Esso è simile alla Cattedrale anche per altezza: dalla terra al cielo, così recitano i
catechismi massonici.
E’ questo il vero sentire massonico: il crescere, l’innalzarsi in modo armonico –
seguendo l’alchimica legge delle bilance – usando pietre opportunamente squadrate,
forse diverse per composizione ma uguali – ripetiamo – per fine, ogni pietra come
contrappeso dell’altra, ogni Fratello sostiene l’altro per raggiungere altezze
inimmaginabili, senza però compromettere la staticità dell’insieme.
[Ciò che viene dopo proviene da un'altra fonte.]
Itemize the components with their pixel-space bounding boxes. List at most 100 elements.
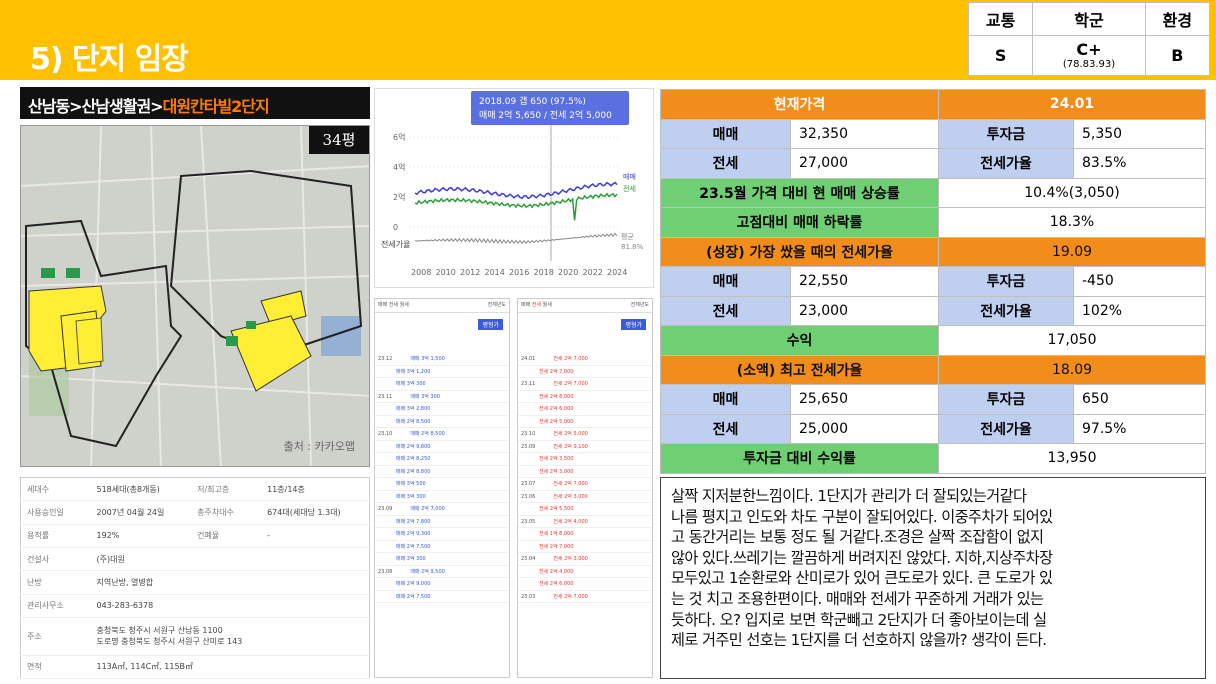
list-item[interactable]: 매매 3억 300	[375, 378, 509, 391]
complex-map: 34평 출처 : 카카오맵	[20, 125, 370, 467]
x-tick-label: 2018	[534, 268, 554, 277]
info-key: 면적	[20, 655, 91, 680]
grade-label-transport: 교통	[967, 2, 1034, 36]
low-sale-value: 25,650	[790, 384, 939, 415]
info-value: 2007년 04월 24일	[90, 500, 192, 525]
list-item[interactable]: 매매 2억 9,300	[375, 528, 509, 541]
list-item[interactable]: 매매 2억 7,500	[375, 541, 509, 553]
list-item[interactable]: 23.10 매매 2억 8,500	[375, 428, 509, 441]
list-item-price: 전세 2억 5,000	[539, 418, 574, 425]
list-item-price: 전세 2억 7,000	[553, 381, 588, 387]
info-value: 113A㎡, 114C㎡, 115B㎡	[90, 655, 370, 680]
map-image	[21, 126, 369, 466]
list-item[interactable]: 매매 2억 7,500	[375, 591, 509, 603]
ratio-value: 83.5%	[1073, 148, 1206, 179]
jeonse-label: 전세	[660, 148, 791, 179]
list-item[interactable]: 23.08 매매 2억 9,500	[375, 566, 509, 578]
grade-table: 교통 학군 환경 S C+ (78.83.93) B	[967, 2, 1211, 77]
list-item-price: 매매 2억 7,500	[396, 543, 431, 550]
list-item[interactable]: 23.11 전세 2억 7,000	[518, 378, 652, 391]
list-item-price: 전세 2억 6,000	[539, 581, 574, 587]
pyeong-button[interactable]: 평형가	[621, 319, 646, 330]
x-tick-label: 2020	[558, 268, 578, 277]
growth-jeonse-label: 전세	[660, 295, 791, 326]
list-item[interactable]: 전세 2억 4,000	[518, 566, 652, 578]
list-item[interactable]: 23.09 전세 2억 9,100	[518, 441, 652, 453]
tab-jeonse[interactable]: 전세	[532, 302, 541, 308]
jeonse-trade-list: 매매 전세 월세 전체년도 평형가 24.01 전세 2억 7,000 전세 2억 …	[517, 298, 653, 678]
list-item-price: 전세 2억 5,500	[539, 506, 574, 512]
list-item-price: 전세 2억 6,000	[539, 406, 574, 412]
list-item[interactable]: 매매 2억 9,000	[375, 578, 509, 591]
list-item[interactable]: 매매 2억 9,800	[375, 441, 509, 453]
list-item[interactable]: 매매 2억 7,800	[375, 516, 509, 528]
info-value: 11층/14층	[261, 477, 370, 502]
list-item[interactable]: 전세 2억 8,000	[518, 391, 652, 403]
list-item[interactable]: 23.06 전세 2억 3,000	[518, 491, 652, 503]
list-item[interactable]: 매매 3억 500	[375, 478, 509, 491]
chart-ratio-label: 전세가율	[381, 239, 410, 249]
address-jibun: 충청북도 청주시 서원구 산남동 1100	[96, 626, 223, 636]
list-item[interactable]: 매매 3억 1,200	[375, 366, 509, 378]
list-item-date: 23.05	[521, 518, 536, 525]
list-item[interactable]: 매매 3억 300	[375, 491, 509, 503]
list-item-price: 매매 2억 9,300	[396, 531, 431, 537]
x-tick-label: 2016	[509, 268, 529, 277]
site-visit-memo: 살짝 지저분한느낌이다. 1단지가 관리가 더 잘되있는거같다 나름 평지고 인…	[660, 477, 1206, 679]
year-filter[interactable]: 전체년도	[631, 301, 649, 308]
tab-sale[interactable]: 매매	[378, 302, 387, 308]
list-item-price: 전세 2억 4,000	[553, 518, 588, 525]
list-item[interactable]: 23.12 매매 3억 1,500	[375, 353, 509, 366]
list-item[interactable]: 23.03 전세 2억 7,000	[518, 591, 652, 603]
list-item-price: 전세 2억 7,000	[539, 543, 574, 550]
list-item[interactable]: 전세 1억 8,000	[518, 528, 652, 541]
list-item-price: 전세 2억 5,000	[553, 431, 588, 437]
list-item[interactable]: 매매 3억 2,800	[375, 403, 509, 416]
list-item[interactable]: 전세 2억 7,000	[518, 366, 652, 378]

Se poi associamo il Tempio massonico all’Uomo, dovremmo considerarne i
molteplici aspetti, le varie analogie, ma soprattutto dovremmo porre attenzione ai rituali
di apertura e di chiusura dei lavori. Questi ci svelano la tecnica muratoria per la
realizzazione della Grande costruzione o Grande opera.
A cosa corrispondono nell’uomo, i dignitari di Loggia? Cosa rappresenta,
nell’uomo, il Maestro delle cerimonie? E il primo e il secondo Sorvegliante? E il
Maestro Venerabile?
Certo non è questo il grado d’istruzione adatto, né sarebbe tantomeno utile al
momento accennarne anche per sommi capi. Siamo consapevoli che ciò creerebbe più
confusione che altro. Ci auguriamo allora che stuzzichi una sana curiosità a tutti quei
Fratelli che cercano di portarsi quanto più avanti nel sentiero che porta alla Conoscenza.